4. Detailed Functionality

new(tokenizer_path, hidden_size, max_batch)

Functionality: Initializes the internal state, loads the tokenizer, and spawns the embedder‑batcher OS thread.

  • hidden_size: Must be between 1 and 4096.
  • max_batch: Must be at least 2 for efficient scheduling.

setup_local(config)

Functionality: Configures the local ONNX session.

  • Safety Fix: Specifically disables ORT’s memory‑pattern optimization (with_memory_pattern(false)). This prevents crashes when the session encounters variable batch sizes (e.g., switching from a batch of 1 to a batch of 8).
  • Warm‑up: Automatically performs a multi‑item “warm‑up” inference to prime the memory allocator.

setup_remote(config)

Functionality: Configures the asynchronous HTTP client for cloud providers.

  • Supported Providers: OpenAI, AzureOpenAI, Gemini, Cohere, HuggingFace, Mistral, Together, VoyageAI, JinaAI, Nomic, OpenRouter, DeepInfra.

embed(text) / embed_high_priority(text)

Functionality: Entry points for single‑string vectorization.

  • Caching: Uses a 1,000‑entry LRU cache. Hits are returned in O(1) without reaching the batcher.
  • Async Handshake: Uses a oneshot channel to receive the result from the background batching thread.

embed_batch(...) / embed_batch_high_priority(...)

Functionality: Optimized entry points for multiple strings.

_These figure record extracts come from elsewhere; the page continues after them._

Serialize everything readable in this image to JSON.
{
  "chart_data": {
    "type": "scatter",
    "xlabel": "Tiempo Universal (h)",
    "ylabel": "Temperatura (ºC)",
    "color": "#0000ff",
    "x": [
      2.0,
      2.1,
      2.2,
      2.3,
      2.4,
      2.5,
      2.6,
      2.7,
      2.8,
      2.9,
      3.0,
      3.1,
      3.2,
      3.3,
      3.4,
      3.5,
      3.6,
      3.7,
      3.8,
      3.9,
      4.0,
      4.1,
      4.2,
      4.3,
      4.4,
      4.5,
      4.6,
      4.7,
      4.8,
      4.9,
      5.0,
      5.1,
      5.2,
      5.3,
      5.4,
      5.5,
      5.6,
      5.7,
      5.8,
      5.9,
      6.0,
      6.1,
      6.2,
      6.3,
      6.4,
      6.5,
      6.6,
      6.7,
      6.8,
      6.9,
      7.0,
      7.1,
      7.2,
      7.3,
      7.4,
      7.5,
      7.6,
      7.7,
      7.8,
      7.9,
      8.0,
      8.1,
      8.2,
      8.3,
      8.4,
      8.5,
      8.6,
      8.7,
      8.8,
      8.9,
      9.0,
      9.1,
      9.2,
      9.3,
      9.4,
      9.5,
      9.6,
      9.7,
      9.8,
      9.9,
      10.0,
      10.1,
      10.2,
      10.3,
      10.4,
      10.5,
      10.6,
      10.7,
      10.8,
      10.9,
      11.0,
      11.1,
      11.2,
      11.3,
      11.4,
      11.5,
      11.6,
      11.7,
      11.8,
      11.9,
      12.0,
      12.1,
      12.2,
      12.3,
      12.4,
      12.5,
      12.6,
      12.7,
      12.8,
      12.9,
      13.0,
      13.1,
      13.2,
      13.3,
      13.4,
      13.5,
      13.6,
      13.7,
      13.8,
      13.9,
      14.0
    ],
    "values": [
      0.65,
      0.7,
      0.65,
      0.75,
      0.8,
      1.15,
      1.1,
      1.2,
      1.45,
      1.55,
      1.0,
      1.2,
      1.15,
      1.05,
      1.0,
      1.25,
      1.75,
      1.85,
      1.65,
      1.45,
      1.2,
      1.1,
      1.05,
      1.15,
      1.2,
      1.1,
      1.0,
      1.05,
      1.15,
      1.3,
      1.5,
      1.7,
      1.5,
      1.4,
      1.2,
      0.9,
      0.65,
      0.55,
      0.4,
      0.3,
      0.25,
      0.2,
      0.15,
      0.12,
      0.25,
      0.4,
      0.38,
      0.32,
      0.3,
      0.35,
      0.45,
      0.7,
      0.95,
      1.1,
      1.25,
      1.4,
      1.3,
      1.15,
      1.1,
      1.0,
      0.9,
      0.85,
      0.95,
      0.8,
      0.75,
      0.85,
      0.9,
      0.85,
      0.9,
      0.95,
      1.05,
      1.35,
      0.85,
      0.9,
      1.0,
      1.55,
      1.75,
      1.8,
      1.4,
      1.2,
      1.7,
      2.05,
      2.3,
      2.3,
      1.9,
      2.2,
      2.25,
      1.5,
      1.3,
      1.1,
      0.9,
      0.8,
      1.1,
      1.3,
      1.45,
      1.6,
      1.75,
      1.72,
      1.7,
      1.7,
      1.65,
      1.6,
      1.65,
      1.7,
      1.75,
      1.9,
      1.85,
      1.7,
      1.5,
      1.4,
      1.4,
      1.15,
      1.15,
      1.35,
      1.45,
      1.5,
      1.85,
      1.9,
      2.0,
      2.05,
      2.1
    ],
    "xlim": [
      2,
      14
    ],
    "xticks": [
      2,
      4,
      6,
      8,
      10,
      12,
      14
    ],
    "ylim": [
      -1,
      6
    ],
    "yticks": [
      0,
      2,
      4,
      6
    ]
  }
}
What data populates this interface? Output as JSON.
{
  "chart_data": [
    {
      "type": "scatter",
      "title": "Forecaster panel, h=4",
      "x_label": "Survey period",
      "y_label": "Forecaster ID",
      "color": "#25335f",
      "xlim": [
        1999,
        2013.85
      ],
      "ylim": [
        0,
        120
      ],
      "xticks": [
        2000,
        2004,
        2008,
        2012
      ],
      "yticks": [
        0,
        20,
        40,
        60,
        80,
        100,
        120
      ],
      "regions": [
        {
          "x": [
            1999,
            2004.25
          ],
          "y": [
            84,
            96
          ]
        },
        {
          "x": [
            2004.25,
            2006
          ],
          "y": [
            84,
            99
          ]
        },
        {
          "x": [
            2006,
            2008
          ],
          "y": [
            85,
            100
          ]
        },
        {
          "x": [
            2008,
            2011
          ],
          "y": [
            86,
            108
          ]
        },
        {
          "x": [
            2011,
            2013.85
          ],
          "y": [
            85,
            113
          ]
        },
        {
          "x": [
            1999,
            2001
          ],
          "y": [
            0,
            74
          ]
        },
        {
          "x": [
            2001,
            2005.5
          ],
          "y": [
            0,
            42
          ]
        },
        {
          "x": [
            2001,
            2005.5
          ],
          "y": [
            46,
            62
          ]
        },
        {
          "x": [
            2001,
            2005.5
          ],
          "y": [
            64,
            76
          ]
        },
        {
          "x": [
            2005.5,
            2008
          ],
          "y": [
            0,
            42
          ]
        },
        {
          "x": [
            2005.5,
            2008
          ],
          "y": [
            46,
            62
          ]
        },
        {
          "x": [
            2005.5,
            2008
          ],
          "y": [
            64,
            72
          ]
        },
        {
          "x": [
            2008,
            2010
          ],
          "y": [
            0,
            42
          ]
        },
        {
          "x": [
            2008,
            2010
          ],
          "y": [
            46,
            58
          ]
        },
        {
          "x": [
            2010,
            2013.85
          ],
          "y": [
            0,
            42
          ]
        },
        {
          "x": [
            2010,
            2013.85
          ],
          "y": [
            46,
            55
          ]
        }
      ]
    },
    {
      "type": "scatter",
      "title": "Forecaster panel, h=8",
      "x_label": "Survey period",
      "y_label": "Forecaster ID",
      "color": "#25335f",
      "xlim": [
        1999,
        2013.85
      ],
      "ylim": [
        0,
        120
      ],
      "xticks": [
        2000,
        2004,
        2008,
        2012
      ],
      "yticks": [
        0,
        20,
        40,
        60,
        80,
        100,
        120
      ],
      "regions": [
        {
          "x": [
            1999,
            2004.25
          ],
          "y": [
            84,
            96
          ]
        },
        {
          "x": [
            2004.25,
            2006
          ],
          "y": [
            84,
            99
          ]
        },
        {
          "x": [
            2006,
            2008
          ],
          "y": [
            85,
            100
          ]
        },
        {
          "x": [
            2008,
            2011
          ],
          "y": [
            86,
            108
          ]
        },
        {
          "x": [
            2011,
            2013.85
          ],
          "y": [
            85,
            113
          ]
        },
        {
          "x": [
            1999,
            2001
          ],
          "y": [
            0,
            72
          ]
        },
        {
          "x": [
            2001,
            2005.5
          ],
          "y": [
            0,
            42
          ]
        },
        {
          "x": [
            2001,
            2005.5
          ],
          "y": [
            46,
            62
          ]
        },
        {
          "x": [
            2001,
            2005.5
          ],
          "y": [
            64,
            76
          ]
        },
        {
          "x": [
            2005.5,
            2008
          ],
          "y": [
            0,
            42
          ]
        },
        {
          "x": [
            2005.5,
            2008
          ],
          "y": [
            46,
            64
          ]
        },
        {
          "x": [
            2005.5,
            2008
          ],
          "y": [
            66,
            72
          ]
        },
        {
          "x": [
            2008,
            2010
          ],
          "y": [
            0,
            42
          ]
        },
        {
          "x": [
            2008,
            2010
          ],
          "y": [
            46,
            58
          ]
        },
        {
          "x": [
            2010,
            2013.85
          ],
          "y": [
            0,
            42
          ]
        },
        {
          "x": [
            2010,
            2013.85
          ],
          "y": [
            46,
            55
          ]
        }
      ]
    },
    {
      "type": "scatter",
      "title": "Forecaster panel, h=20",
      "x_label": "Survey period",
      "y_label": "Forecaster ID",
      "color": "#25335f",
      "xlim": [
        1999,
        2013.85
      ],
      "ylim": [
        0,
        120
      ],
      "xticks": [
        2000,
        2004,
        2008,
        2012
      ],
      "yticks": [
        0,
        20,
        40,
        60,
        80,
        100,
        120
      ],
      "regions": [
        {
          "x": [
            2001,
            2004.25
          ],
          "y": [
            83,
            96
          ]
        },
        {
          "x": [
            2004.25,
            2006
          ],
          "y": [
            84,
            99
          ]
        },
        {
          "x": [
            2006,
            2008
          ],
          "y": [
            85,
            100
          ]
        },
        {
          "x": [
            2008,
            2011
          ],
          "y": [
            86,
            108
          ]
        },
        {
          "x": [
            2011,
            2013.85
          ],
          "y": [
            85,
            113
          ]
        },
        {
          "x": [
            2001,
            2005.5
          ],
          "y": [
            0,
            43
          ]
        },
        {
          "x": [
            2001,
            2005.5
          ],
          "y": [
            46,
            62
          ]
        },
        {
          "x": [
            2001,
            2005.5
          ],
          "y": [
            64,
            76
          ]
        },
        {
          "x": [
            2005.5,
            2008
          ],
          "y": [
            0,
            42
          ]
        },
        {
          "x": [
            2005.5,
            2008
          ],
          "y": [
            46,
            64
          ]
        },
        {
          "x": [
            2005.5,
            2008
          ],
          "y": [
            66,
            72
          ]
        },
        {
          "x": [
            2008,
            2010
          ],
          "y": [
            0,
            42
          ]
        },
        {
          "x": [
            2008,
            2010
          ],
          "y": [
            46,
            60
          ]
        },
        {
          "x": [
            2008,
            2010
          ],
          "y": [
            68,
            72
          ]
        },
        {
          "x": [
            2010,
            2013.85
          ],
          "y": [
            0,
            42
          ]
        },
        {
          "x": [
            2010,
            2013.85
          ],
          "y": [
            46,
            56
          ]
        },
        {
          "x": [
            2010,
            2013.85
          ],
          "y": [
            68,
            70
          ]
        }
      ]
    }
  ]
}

  • Efficiency: Acquires the cache lock only once per batch to check for hits, rather than N times, significantly reducing overhead for large ingestions.

compute_sparse_vector(text)

Functionality: Synchronous term‑frequency counter for BM25 search.

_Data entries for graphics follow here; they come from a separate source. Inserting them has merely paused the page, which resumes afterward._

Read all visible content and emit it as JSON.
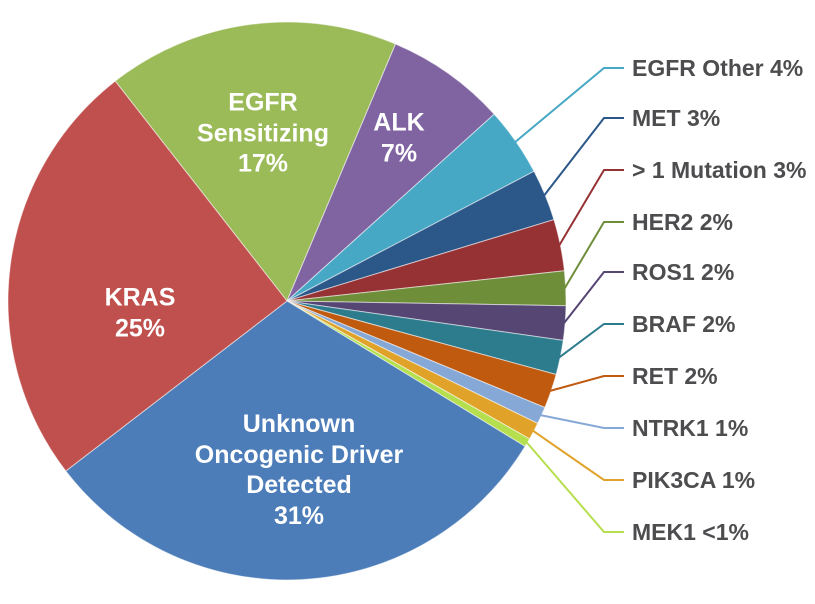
{
  "figure": {
    "background": "#ffffff",
    "callout_text_color": "#4d4d4f",
    "inner_text_color": "#ffffff"
  },
  "chart_data": {
    "type": "pie",
    "title": "",
    "units": "%",
    "direction": "clockwise",
    "start_angle_deg": -38,
    "legend_position": "right-callouts",
    "slices": [
      {
        "id": "egfr-sensitizing",
        "label": "EGFR Sensitizing",
        "value": 17,
        "value_display": "17%",
        "color": "#9bbb59",
        "inner_label": "EGFR\nSensitizing\n17%"
      },
      {
        "id": "alk",
        "label": "ALK",
        "value": 7,
        "value_display": "7%",
        "color": "#8064a2",
        "inner_label": "ALK\n7%"
      },
      {
        "id": "egfr-other",
        "label": "EGFR Other",
        "value": 4,
        "value_display": "4%",
        "color": "#47a8c5",
        "callout": "EGFR Other 4%"
      },
      {
        "id": "met",
        "label": "MET",
        "value": 3,
        "value_display": "3%",
        "color": "#2b5789",
        "callout": "MET 3%"
      },
      {
        "id": "gt1-mutation",
        "label": "> 1 Mutation",
        "value": 3,
        "value_display": "3%",
        "color": "#963234",
        "callout": "> 1 Mutation 3%"
      },
      {
        "id": "her2",
        "label": "HER2",
        "value": 2,
        "value_display": "2%",
        "color": "#6f8e3a",
        "callout": "HER2 2%"
      },
      {
        "id": "ros1",
        "label": "ROS1",
        "value": 2,
        "value_display": "2%",
        "color": "#564674",
        "callout": "ROS1 2%"
      },
      {
        "id": "braf",
        "label": "BRAF",
        "value": 2,
        "value_display": "2%",
        "color": "#2d7c8e",
        "callout": "BRAF 2%"
      },
      {
        "id": "ret",
        "label": "RET",
        "value": 2,
        "value_display": "2%",
        "color": "#bf5a0e",
        "callout": "RET 2%"
      },
      {
        "id": "ntrk1",
        "label": "NTRK1",
        "value": 1,
        "value_display": "1%",
        "color": "#86a8d6",
        "callout": "NTRK1 1%"
      },
      {
        "id": "pik3ca",
        "label": "PIK3CA",
        "value": 1,
        "value_display": "1%",
        "color": "#e0a228",
        "callout": "PIK3CA 1%"
      },
      {
        "id": "mek1",
        "label": "MEK1",
        "value": 0.5,
        "value_display": "<1%",
        "color": "#b5df4e",
        "callout": "MEK1 <1%"
      },
      {
        "id": "unknown-oncogenic-driver",
        "label": "Unknown Oncogenic Driver Detected",
        "value": 31,
        "value_display": "31%",
        "color": "#4c7db8",
        "inner_label": "Unknown\nOncogenic Driver\nDetected\n31%"
      },
      {
        "id": "kras",
        "label": "KRAS",
        "value": 25,
        "value_display": "25%",
        "color": "#c0504d",
        "inner_label": "KRAS\n25%"
      }
    ]
  }
}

  • Mechanism: Tokenizes the text and generates a sorted pair of (indices, values). This is a CPU‑bound operation and does not require the ONNX session or a network call.

get_metrics()

Functionality: Returns a MetricsSnapshot containing total_requests, total_batches, cache_hits, etc.

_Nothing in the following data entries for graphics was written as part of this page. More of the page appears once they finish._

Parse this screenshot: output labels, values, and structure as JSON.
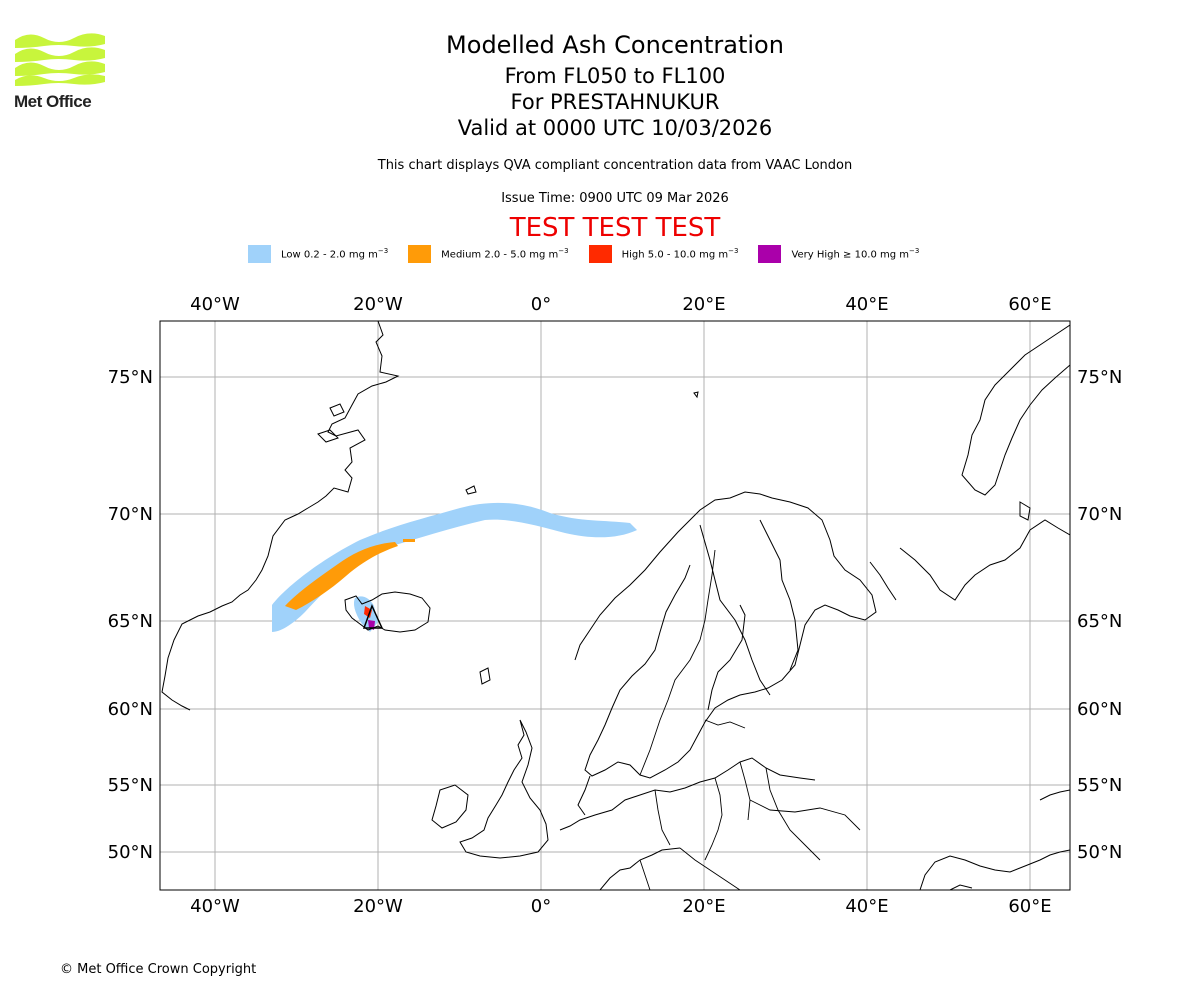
{
  "logo": {
    "name": "Met Office"
  },
  "header": {
    "title": "Modelled Ash Concentration",
    "levels": "From FL050 to FL100",
    "volcano": "For PRESTAHNUKUR",
    "valid": "Valid at 0000 UTC 10/03/2026",
    "subtitle": "This chart displays QVA compliant concentration data from VAAC London",
    "issue": "Issue Time: 0900 UTC 09 Mar 2026",
    "test_banner": "TEST TEST TEST"
  },
  "legend": [
    {
      "label": "Low 0.2 - 2.0 mg m",
      "color": "#a0d2fa"
    },
    {
      "label": "Medium 2.0 - 5.0 mg m",
      "color": "#ff9b08"
    },
    {
      "label": "High 5.0 - 10.0 mg m",
      "color": "#ff2a00"
    },
    {
      "label": "Very High ≥ 10.0 mg m",
      "color": "#aa00aa"
    }
  ],
  "legend_unit_exponent": "−3",
  "map": {
    "lon_ticks": [
      "40°W",
      "20°W",
      "0°",
      "20°E",
      "40°E",
      "60°E"
    ],
    "lat_ticks": [
      "75°N",
      "70°N",
      "65°N",
      "60°N",
      "55°N",
      "50°N"
    ],
    "extent": {
      "lon": [
        -46.6,
        65.0
      ],
      "lat": [
        47.8,
        76.5
      ]
    }
  },
  "footer": {
    "copyright": "© Met Office Crown Copyright"
  }
}
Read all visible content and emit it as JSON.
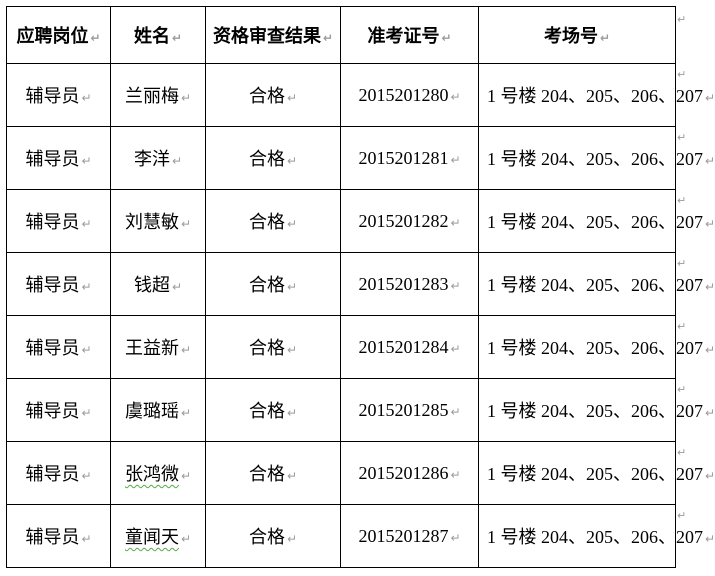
{
  "table": {
    "columns": [
      {
        "key": "position",
        "label": "应聘岗位"
      },
      {
        "key": "name",
        "label": "姓名"
      },
      {
        "key": "result",
        "label": "资格审查结果"
      },
      {
        "key": "ticket",
        "label": "准考证号"
      },
      {
        "key": "room",
        "label": "考场号"
      }
    ],
    "rows": [
      {
        "position": "辅导员",
        "name": "兰丽梅",
        "name_flagged": false,
        "result": "合格",
        "ticket": "2015201280",
        "room": "1 号楼 204、205、206、207"
      },
      {
        "position": "辅导员",
        "name": "李洋",
        "name_flagged": false,
        "result": "合格",
        "ticket": "2015201281",
        "room": "1 号楼 204、205、206、207"
      },
      {
        "position": "辅导员",
        "name": "刘慧敏",
        "name_flagged": false,
        "result": "合格",
        "ticket": "2015201282",
        "room": "1 号楼 204、205、206、207"
      },
      {
        "position": "辅导员",
        "name": "钱超",
        "name_flagged": false,
        "result": "合格",
        "ticket": "2015201283",
        "room": "1 号楼 204、205、206、207"
      },
      {
        "position": "辅导员",
        "name": "王益新",
        "name_flagged": false,
        "result": "合格",
        "ticket": "2015201284",
        "room": "1 号楼 204、205、206、207"
      },
      {
        "position": "辅导员",
        "name": "虞璐瑶",
        "name_flagged": false,
        "result": "合格",
        "ticket": "2015201285",
        "room": "1 号楼 204、205、206、207"
      },
      {
        "position": "辅导员",
        "name": "张鸿微",
        "name_flagged": true,
        "result": "合格",
        "ticket": "2015201286",
        "room": "1 号楼 204、205、206、207"
      },
      {
        "position": "辅导员",
        "name": "童闻天",
        "name_flagged": true,
        "result": "合格",
        "ticket": "2015201287",
        "room": "1 号楼 204、205、206、207"
      }
    ]
  },
  "formatting_marks": {
    "paragraph_mark": "↵",
    "row_end_mark": "↵"
  },
  "colors": {
    "border": "#000000",
    "text": "#000000",
    "formatting_mark": "#9b9b9b",
    "grammar_squiggle": "#55aa44",
    "background": "#ffffff"
  }
}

  • Atomic: Uses Ordering::Relaxed loads, ensuring metric collection never slows down the embedding pipeline.

5. Optimization Details

The Batcher Loop

The background batcher utilizes a “Block‑Wait” strategy:

  • Idle: The thread consumes zero CPU while waiting for the first request via .recv().await.
  • Collection: Once an item arrives, it performs a non‑blocking try_recv drain to group any items that arrived concurrently (e.g., from a tokio::join!).
  • Dispatch: Flushes High priority batches immediately, followed by Normal priority batches in the same cycle.

Mean Pooling & Normalization

For local ONNX models, the Embedder performs:

  • Masked Mean Pooling: Averages hidden states while ignoring padding tokens.
  • L2 Normalization: Scales the result to unit length, making it compatible with Cosine distance metrics.
  • Scratch Buffer: Uses a thread_local scratch vector to reuse memory across inferences, preventing expensive re‑allocations on the hot path.

6. Error Handling

  • API Error: Remote backends return a detailed string including the HTTP status and raw body for debugging provider‑side issues.
  • Timeout: If a request remains in the batcher queue for more than 60 seconds, it returns a TimeoutError.
  • Shutdown: If the Embedder is dropped, the batcher thread exits cleanly, and any pending requests receive an “Embedder is shut down” error.